Across the Delaware River, anger was aimed at the mayor of Philadelphia. Against the orders of the governor of Pennsylvania, he had allowed a planned parade to support the war effort. Marching bands, boy scouts in uniform, war widows, schoolgirls in white dresses flooded the streets. Within days of the September 28th parade, the hospitals were overflowing.
Although I never met her, little May’s presence was with us. My first memories include a drive every Sunday after church to Riverview Cemetery to tend little May’s grave. The oval portrait of the light-haired toddler in tones of sepia hung beside the front door. There would not be another little girl with blonde ringlets. My hair hung dark and straight, as did that of my sister yet to come.
“The pain softens with time,” my mother once told me. “She is gone, but we are here for a reason. We have to figure out that reason.”
Busy with teaching, marriage, and my own three children, I rarely had time to ponder my reason for being. My parents passed. My children grew in different ways and directions.
When my oldest daughter gave birth, joy abounded – a beautiful little boy with blond curls, smart as a whip, tall and strong. He talked in sentences at one, read “James and the Giant Peach” at five, had perfect SAT scores on the first try. The apple of my eye related more to books and music and rocketry than to people. On the school bus, his thick glasses were smashed. A hurtful name was scrawled on his hall locker. He wasn’t included in games. “Some people just take longer to find where they fit in,” I told myself and my daughter.
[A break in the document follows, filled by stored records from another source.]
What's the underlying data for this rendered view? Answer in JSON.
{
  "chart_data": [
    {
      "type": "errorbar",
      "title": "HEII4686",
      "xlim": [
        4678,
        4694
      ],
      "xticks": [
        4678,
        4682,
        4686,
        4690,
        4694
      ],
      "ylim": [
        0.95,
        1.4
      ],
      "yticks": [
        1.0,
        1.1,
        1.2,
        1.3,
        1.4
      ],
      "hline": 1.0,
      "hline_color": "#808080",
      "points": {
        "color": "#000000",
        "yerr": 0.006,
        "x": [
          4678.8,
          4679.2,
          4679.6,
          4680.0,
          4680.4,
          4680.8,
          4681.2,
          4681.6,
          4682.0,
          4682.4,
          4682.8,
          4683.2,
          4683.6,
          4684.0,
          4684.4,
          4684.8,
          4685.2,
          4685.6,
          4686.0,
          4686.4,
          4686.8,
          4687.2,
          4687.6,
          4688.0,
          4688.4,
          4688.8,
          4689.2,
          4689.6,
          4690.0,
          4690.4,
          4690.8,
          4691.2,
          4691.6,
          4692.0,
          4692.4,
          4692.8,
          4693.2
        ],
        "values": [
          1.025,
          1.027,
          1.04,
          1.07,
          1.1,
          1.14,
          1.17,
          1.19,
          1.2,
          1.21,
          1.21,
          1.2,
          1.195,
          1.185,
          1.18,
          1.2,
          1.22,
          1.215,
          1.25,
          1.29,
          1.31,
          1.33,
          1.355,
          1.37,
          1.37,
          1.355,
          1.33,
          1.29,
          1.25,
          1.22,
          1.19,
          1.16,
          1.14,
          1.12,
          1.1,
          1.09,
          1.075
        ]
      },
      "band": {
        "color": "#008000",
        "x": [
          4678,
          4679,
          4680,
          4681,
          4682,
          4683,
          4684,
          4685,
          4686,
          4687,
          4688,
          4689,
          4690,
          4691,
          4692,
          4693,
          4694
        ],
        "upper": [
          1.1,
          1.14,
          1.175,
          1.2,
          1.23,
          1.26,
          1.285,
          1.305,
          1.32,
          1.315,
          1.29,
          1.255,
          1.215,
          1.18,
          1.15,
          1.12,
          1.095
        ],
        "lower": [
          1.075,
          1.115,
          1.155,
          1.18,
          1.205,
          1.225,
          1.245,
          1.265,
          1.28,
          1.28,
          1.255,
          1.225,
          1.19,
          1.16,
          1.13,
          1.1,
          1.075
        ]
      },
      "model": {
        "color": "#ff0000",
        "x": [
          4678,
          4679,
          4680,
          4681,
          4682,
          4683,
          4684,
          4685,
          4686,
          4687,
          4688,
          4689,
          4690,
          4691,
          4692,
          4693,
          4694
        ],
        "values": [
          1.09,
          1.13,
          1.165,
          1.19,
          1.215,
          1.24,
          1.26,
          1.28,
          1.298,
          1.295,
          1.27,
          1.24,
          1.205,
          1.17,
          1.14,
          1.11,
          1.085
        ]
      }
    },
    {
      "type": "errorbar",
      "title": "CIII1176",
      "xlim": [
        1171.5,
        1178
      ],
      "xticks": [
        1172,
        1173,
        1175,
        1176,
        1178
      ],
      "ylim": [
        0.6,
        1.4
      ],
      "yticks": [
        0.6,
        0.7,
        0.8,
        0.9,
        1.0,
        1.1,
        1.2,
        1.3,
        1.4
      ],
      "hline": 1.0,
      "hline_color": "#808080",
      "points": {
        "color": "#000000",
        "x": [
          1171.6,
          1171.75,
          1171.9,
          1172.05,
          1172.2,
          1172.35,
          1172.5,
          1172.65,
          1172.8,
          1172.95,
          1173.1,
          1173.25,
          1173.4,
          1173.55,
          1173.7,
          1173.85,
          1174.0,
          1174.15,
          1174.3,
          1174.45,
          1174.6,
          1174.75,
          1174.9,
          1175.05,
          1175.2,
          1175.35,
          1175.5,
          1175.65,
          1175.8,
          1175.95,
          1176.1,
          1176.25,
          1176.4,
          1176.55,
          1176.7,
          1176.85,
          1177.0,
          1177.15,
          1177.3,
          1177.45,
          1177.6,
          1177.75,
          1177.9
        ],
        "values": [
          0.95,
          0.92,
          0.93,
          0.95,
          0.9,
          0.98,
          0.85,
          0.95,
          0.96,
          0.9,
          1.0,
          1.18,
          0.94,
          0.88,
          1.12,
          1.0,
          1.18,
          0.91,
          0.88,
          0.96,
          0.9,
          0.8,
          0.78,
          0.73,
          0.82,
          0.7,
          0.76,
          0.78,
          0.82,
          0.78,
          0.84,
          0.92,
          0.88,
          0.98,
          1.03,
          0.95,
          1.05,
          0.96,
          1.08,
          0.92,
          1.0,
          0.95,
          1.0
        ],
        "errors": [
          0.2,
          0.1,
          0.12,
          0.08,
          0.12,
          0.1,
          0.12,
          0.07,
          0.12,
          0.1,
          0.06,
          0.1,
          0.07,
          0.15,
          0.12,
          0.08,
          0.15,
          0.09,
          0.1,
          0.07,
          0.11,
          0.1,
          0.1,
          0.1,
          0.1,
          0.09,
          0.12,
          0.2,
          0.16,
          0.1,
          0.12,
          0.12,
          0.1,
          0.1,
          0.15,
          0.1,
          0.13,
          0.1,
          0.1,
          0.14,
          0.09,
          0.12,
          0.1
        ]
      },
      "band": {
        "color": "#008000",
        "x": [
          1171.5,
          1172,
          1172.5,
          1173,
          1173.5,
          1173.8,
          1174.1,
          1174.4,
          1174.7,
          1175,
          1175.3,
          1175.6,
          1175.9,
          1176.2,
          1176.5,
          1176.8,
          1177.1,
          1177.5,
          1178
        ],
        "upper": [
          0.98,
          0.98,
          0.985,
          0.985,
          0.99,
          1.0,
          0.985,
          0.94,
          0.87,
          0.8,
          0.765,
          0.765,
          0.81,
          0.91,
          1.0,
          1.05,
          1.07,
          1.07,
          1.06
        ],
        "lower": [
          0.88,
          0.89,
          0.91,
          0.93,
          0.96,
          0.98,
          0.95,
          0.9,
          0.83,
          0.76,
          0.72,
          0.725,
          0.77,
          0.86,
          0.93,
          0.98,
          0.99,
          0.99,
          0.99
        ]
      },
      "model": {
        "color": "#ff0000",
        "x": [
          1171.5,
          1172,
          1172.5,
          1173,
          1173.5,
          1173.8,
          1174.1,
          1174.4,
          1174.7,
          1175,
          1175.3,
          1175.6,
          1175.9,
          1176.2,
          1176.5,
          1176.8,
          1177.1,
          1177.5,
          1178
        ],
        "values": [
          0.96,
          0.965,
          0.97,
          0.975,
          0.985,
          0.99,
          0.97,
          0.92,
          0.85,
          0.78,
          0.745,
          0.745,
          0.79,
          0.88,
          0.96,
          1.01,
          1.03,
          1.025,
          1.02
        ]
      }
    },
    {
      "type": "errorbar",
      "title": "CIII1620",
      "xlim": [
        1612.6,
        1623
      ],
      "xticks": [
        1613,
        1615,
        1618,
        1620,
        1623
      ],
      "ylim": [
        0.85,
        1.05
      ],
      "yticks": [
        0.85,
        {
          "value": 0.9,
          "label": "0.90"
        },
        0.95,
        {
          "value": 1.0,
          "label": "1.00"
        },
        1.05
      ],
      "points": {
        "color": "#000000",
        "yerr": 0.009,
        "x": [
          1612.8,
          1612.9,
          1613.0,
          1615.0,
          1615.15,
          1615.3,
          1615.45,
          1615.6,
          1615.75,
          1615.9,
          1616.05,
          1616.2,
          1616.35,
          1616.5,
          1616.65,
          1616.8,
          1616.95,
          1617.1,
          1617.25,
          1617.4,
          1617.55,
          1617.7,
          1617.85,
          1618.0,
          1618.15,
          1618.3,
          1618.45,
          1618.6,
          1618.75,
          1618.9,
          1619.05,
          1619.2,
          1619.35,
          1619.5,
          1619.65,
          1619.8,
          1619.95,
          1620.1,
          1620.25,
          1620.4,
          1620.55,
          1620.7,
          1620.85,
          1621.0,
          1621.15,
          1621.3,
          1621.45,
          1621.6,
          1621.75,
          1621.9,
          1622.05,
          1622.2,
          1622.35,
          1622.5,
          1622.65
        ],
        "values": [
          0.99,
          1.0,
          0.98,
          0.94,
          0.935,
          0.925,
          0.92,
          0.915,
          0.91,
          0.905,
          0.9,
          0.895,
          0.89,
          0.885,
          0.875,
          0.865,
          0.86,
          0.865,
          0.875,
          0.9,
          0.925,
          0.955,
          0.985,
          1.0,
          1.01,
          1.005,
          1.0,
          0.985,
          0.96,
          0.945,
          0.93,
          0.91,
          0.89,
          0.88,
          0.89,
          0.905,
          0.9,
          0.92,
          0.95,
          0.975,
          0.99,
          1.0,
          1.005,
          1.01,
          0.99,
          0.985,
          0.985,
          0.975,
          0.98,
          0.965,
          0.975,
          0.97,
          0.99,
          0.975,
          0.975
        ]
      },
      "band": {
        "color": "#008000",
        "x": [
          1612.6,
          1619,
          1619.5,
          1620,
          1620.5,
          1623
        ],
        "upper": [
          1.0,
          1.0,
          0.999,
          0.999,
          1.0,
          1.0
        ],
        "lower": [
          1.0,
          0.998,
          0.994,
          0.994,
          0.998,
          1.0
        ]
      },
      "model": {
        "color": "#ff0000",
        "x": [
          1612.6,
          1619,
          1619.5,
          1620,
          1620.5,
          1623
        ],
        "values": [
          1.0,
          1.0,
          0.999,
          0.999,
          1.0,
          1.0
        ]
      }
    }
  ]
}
I was unprepared for her phone call. Still, when I heard her voice, I knew he was gone. The details swirled and made me light-headed. None of us had realized the depth of his sadness. A disease as real as the virus that took my sister almost a century before had taken my grandson.
If only my mother could hold my daughter, to share the ache of losing a child, to assure her that the pain would soften. “He is gone. You are here. You need to find the reason why you are here.” The words came from my mouth but were second hand. I had never lost a child.
6.
Scattered
When my father died, there was no space left in Riverview. Our plot was full. Mom and I chose a place in Greenwood Cemetery, out of the city in the township, in an area of the cemetery called the eagle garden. In the center, a very large bronze eagle statue perches on a piece of granite, with walkways radiating out from it. There are no stones, only flat markers, which make it easier for mowing. We are not permitted to plant in the ground, but can leave plants in pots. Many people leave plastic flowers, but we aren’t that kind of people.
Mom was comfortable with the eagle garden and that is where she rests for always. Along with the prerequisite cross, we chose a book to be included on her bronze marker. She loved to read. I remember her telling me how, as a child, she would get so nervous that someone would take the book she had her heart set on when the bookmobile came to school.
I have a cemetery plot of my own now. In Westborough. John and I chose it on a bitter February day, numb from the cold and numb from knowing our family had been shattered. We buried our first son’s ashes and chose a stone, a wonderfully rough chunk of granite, the only smooth part carved with our last name. Three years later, my husband’s ashes were buried next to Jake’s. There is a spot there for me someday.
I don’t get back to Trenton much these days. It has been several years since I visited Riverview, but I could still find my grandparents and aunts’ stone. When I stop by at the eagle garden, I like to leave a pot of violets for my mom.
Most weeks I spend a little time in Pine Grove Cemetery in Westborough. The top of our rough monument is covered with little stones and carvings and odds and ends. Some say “Love” or “Forever” or “Always”. There are several heart-shaped pebbles, a metal peace sign, a whale with googly eyes that someone put together from stones and left for us. A row of five small mums, bright yellow, planted in the ground and a nicely shaped pumpkin are there now.
I guess I will always be a cemetery person.